Mehr Zustimmungen fanden die CDU-Anträge, 90.000 Euro für Investitionen im Bürgerpark Brüchermühle vorzusehen und zusätzliche 10.000 Euro für die Ausbildung der Feuerwehr einzuplanen (auch die Grünen hatten dies beantragt). Beidem wurde einstimmig zugestimmt. Kritische Worte fand Funke dagegen für die FWO. Die Sanierung des Schwimmbades in Wildbergerhütte „um jeden Preis“ bezeichnete er als „unverantwortlichen, finanzpolitischen Wahnsinn“. Man stehe zwar hinter der Sanierung, eine sachliche Diskussion müsse aber weiterhin möglich bleiben.

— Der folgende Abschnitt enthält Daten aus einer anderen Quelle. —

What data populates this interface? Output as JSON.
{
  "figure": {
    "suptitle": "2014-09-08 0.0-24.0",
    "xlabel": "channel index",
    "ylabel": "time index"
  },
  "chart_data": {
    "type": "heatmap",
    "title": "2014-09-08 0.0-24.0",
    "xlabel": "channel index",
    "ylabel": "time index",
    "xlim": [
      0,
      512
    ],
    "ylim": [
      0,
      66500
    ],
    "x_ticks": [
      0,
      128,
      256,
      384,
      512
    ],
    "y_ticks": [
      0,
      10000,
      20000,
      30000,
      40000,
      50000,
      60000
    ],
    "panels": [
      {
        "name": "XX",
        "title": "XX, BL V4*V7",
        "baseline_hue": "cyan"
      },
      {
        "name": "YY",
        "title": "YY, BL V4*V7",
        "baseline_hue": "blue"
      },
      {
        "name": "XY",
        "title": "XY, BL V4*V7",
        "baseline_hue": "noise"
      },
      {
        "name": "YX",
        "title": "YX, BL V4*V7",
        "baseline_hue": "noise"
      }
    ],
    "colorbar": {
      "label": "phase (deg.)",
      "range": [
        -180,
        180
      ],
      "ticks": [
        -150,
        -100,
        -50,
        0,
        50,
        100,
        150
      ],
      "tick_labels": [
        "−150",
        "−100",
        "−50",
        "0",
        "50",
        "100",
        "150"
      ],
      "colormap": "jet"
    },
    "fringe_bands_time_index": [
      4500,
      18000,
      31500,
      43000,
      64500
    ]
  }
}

Mehr Klimaschutz forderten indessen die Sozialdemokraten. „Wir sind ein kleines Rädchen in einer globalisierten Welt, aber wir können viel bewegen“, sagte Anja Theis (SPD), man müsse klotzen und nicht kleckern, um den menschengemachten Klimawandel in den Griff zu kriegen. Der Antrag, den Beschluss des Verbots der Nettoneuverschuldung zugunsten des Klimaschutz aufzugeben, fand allerdings nur bei der ÖSL-Fraktion Zustimmung und wurde abgelehnt. Auch die Forderung nach der Einstellung eines Klimaschutzmanagers wurde mit Gegenstimmen der CDU, FDP und FWO verhindert.

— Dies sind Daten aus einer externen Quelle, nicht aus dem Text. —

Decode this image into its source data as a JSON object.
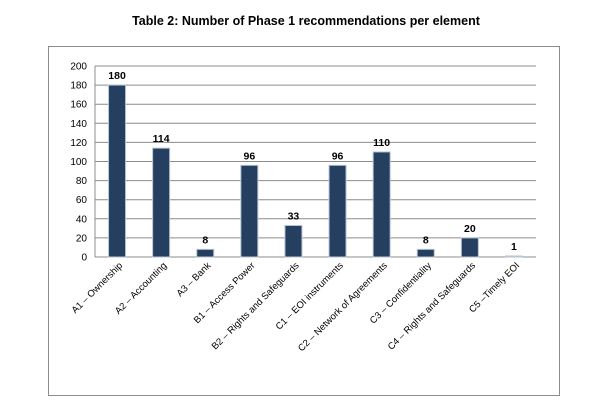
{
  "chart_data": {
    "type": "bar",
    "title": "Table 2: Number of Phase 1 recommendations per element",
    "categories": [
      "A1 – Ownership",
      "A2 – Accounting",
      "A3 – Bank",
      "B1 – Access Power",
      "B2 – Rights and Safeguards",
      "C1 – EOI instruments",
      "C2 – Network of Agreements",
      "C3 – Confidentiality",
      "C4 – Rights and Safeguards",
      "C5 –Timely EOI"
    ],
    "values": [
      180,
      114,
      8,
      96,
      33,
      96,
      110,
      8,
      20,
      1
    ],
    "ylim": [
      0,
      200
    ],
    "yticks": [
      0,
      20,
      40,
      60,
      80,
      100,
      120,
      140,
      160,
      180,
      200
    ],
    "grid": true,
    "legend": "none",
    "colors": {
      "bar": "#243f60",
      "bar_edge": "#b8c4d4",
      "grid": "#8c8c8c"
    }
  }
}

Reinhard Krumm (FWO) nutzte die Haushaltsrede, um sich erneut für die Sanierung des Schwimmbads in Wildbergerhütte stark zu machen. „Die Sanierung muss ohne Wenn und Aber durchgeführt werden. Nur damit kann das beschädigte Vertrauen in bestehende Absprachen wiederhergestellt werden!“ Seine Partei sehe dies als absolutes K.o.-Kriterium für die diesjährigen, aber auch künftige Haushaltsüberlegungen: „Wir werden extrem kritisch über jede weitere größere Investition nachdenken, die durch Einsparungen beim Schwimmbad in den Genuss eingesparter Gelder kommt.“ Eine übereilte Schließung wie in Brüchermühle dürfe sich nicht wiederholen. Auch ohne eine deutliche Reduzierung der Kreisumlage werde die FWO dem Haushalt weiterhin nicht zustimmen, so Krumm.

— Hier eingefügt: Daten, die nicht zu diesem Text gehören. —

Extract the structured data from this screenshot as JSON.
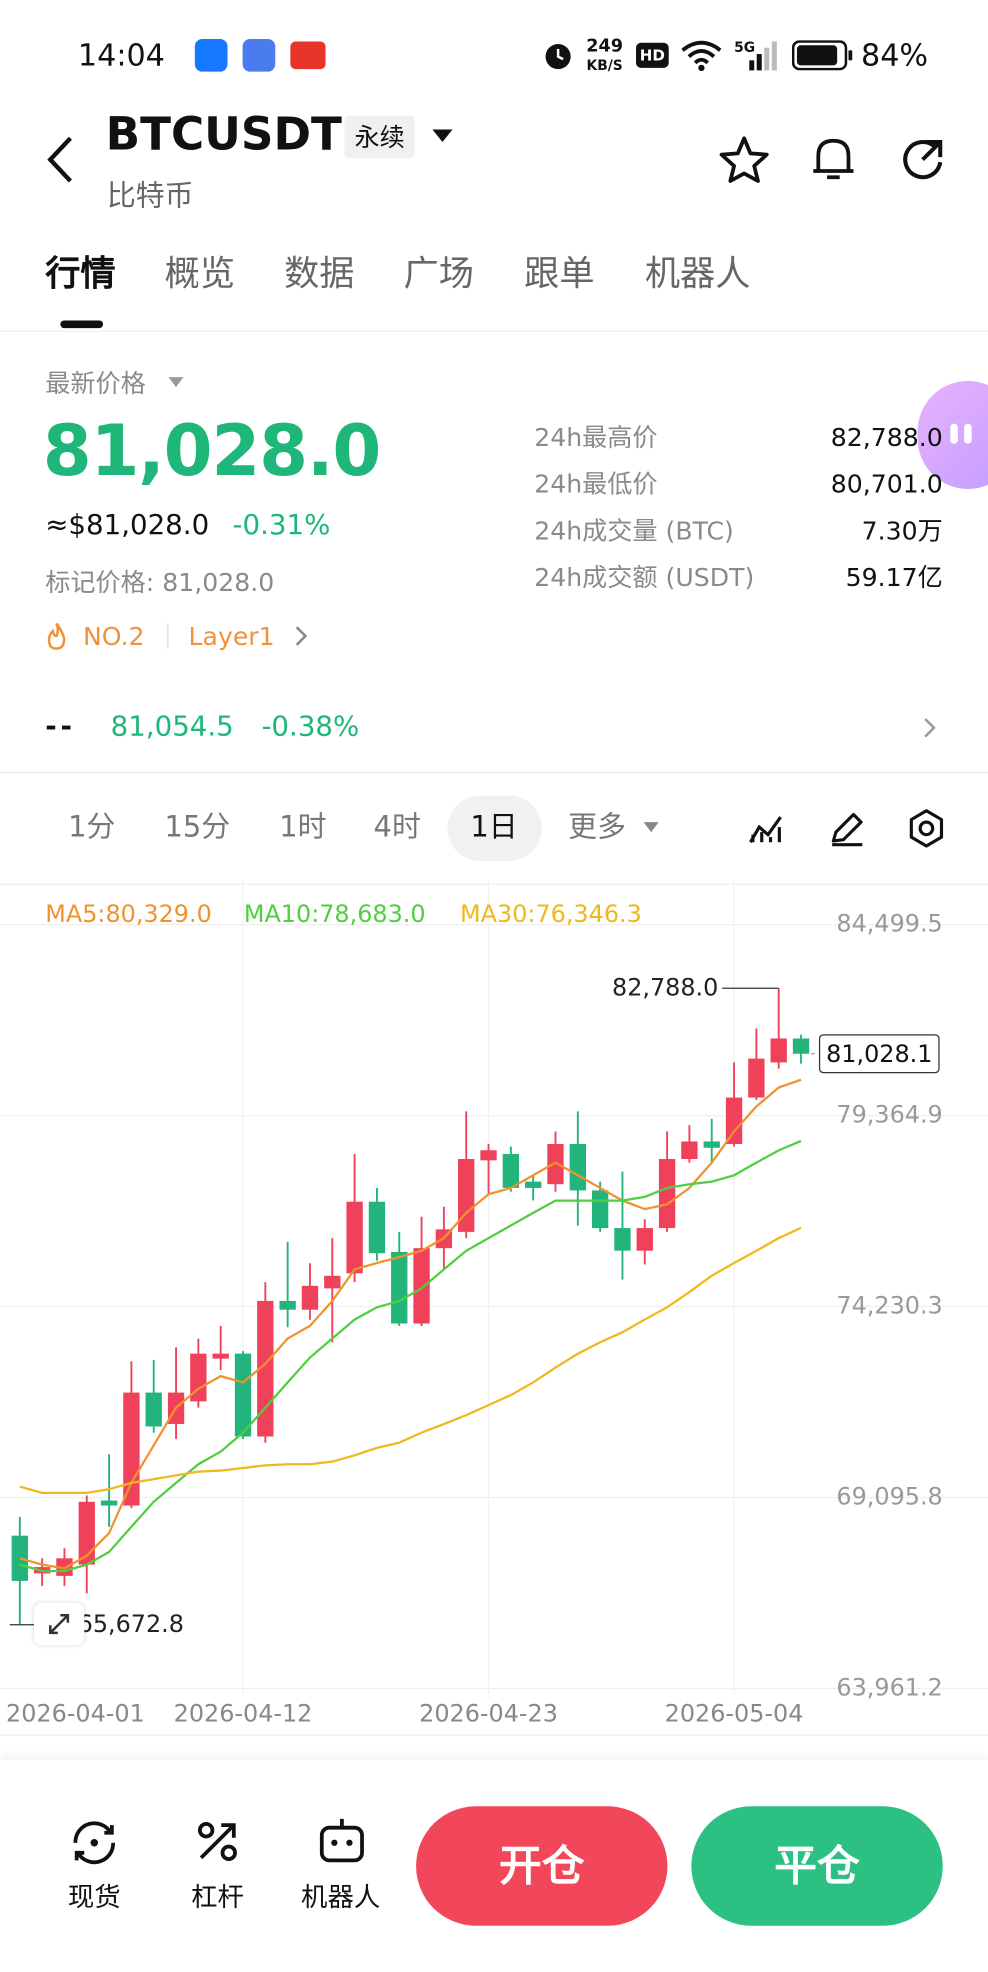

Jürgen Barth (Grüne) wehrte sich anschließend gegen den Vorwurf, auf die Schließung des Schwimmbades gezielt hinzuarbeiten, betonte aber, dass die Diskussion gezeigt habe, „dass die Notwendigkeit besteht, dem Nutzen einer solchen Einrichtung auch einen angemessenen Kostenrahmen zu gestatten“. Kritik äußerte er auch am Wirtschaftsplan für das Wasserwerk und Abwasserwerk. Die Verschuldung werde 2023 mehr als 40 Millionen Euro betragen. „Eine Entspannung ist nicht zu erwarten, eher das Gegenteil“, so Barth. Der Grünen-Antrag, der Musikschule Werdin einen 90.000 Euro-Zuschuss mit Sperrvermerk zu bewilligen, wurde mehrheitlich abgelehnt.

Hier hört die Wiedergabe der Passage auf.